La mesure des émotions
Selon Derbaix et Pham (1989), la mesure des émotions est extrêmement délicate et ne permet
pas actuellement de mesurer les quatre composantes d’une émotion (leur intensité, leur
direction, leur contenu et la conscience que l’individu en a. Il serait nécessaire, selon ces
auteurs, de combiner trois techniques classiques de mesure, utilisées souvent séparément
jusqu’à présent : des mesures de la composante neurophysiologique et biologique, des
mesures de la composante expressive et des mesures de la composante expérientielle.3
En marketing, pour appréhender les états affectifs, les auteurs utilisent presque toujours des
mesures de l’expérience subjective. En se fondant sur les travaux en psychologie, on peut
ainsi distinguer plusieurs catégories de mesures, selon la perception que les psychologues ont
de la structure d’une émotion : certaines mesures considèrent les états affectifs comme des
catégories, d’autres comme un construit multidimensionnel. En effet, en ce qui concerne la
structure des émotions, deux grands groupes de théories s’opposent. La première approche, la
théorie des émotions discrètes ou catégorielles (Izard, 1977 ; Plutchik, 1980), considère que le
nombre des émotions primaires varie, selon les auteurs, de sept à quinze. L’approche
dimensionnelle (notamment Wundt, 1874) affirme, au contraire, que toutes les émotions
peuvent être décrites à partir de plusieurs dimensions. On peut, en conséquence, distinguer
deux grandes catégories d’instruments de mesure, selon le groupe théorique de référence (cf
tableau 1).
Dans le contexte du comportement du consommateur, Havlena et Holbrook (1986) ont montré
que la structure de Mehrabian et Russel est plus porteuse que le schéma de Plutchick pour
positionner les expériences de consommation dans un espace d’émotions et pour développer
des profils émotionnels spécifiques à une expérience. D’autres travaux se prononcent en
faveur d’une utilisation du schéma de Mehrabian et Russel (Graillot, 1994). D’une part, la
classification de Plutchick est incapable de représenter la dimension activation. D’autre part,
elle nécessite la collecte de données pour huit émotions discrètes.

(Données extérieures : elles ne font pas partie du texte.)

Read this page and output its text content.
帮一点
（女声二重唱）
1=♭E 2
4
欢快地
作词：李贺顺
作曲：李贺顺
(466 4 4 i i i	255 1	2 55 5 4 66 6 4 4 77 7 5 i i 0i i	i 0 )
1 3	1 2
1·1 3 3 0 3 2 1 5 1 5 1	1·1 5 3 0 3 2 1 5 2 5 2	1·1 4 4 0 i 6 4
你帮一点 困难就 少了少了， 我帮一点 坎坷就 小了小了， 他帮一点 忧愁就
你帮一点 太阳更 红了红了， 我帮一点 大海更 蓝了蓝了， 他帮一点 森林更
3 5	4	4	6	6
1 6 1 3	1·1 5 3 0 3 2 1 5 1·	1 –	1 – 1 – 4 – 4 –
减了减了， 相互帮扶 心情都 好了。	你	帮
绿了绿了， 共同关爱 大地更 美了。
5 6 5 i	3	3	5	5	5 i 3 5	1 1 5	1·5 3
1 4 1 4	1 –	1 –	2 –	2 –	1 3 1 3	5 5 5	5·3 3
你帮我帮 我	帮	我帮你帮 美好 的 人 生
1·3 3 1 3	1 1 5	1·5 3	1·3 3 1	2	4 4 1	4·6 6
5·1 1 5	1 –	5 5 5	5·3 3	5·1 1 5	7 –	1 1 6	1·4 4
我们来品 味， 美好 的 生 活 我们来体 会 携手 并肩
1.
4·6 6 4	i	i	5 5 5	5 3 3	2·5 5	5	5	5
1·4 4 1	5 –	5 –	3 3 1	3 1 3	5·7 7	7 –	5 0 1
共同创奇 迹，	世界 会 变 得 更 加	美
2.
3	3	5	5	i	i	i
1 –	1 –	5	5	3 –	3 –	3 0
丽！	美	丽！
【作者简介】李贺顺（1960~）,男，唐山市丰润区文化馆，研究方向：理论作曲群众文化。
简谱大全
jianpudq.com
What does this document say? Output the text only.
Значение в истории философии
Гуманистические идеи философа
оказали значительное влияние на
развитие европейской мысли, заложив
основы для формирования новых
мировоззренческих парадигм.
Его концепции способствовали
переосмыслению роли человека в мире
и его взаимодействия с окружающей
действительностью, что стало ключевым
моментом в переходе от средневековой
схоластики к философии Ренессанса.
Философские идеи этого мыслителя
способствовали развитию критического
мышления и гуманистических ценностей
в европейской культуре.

La mesure d’Izard (1977) appartenant, elle aussi, au courant des théories des émotions
discrètes ou catégorielles, a été régulièrement remise en cause. Cette échelle n’aurait pas
d’élément d’activation pur (Westbrook, 1987; Westbrook et Oliver, 1991; Oliver, 1993a et b)
et sur-estimerait les émotions négatives (Oliver, 1994). De plus, dans bien des cas, il nous est
impossible de décrire précisément ce que nous avons ressenti au plus profond de nous et
encore moins de lui donner un nom. L’individu ne risque-t-il pas d’hésiter entre deux
réactions très proches, telles que la joie et le bonheur ? Par ailleurs, la pertinence de
l’existence d’émotions primaires a été remise en cause par certains psychologues (Ortony et
Turner, 1990).
En matière de satisfaction, si l’échelle d’Izard (1977) a souvent été reprise, Oliver (1994)
conseille d’utiliser une autre mesure. Selon, Wirtz et Bateson (1992), les deux dimensions du
PAD offrent un moyen efficace de remplacer ce qui est communément appliqué par les
chercheurs en satisfaction, c’est-à-dire les dimensions imprécises d’affect positif et d’affect
négatif. De nombreuses recherches ont ainsi démontré la pertinence de tels modèles
3 Pour une synthèse de ces différents instruments de mesures, voir les articles de Graillot (1998) et de Derbaix et
Poncin (1998) ; ces deux auteurs analysent les avantages et inconvénients des principales modalités de mesure.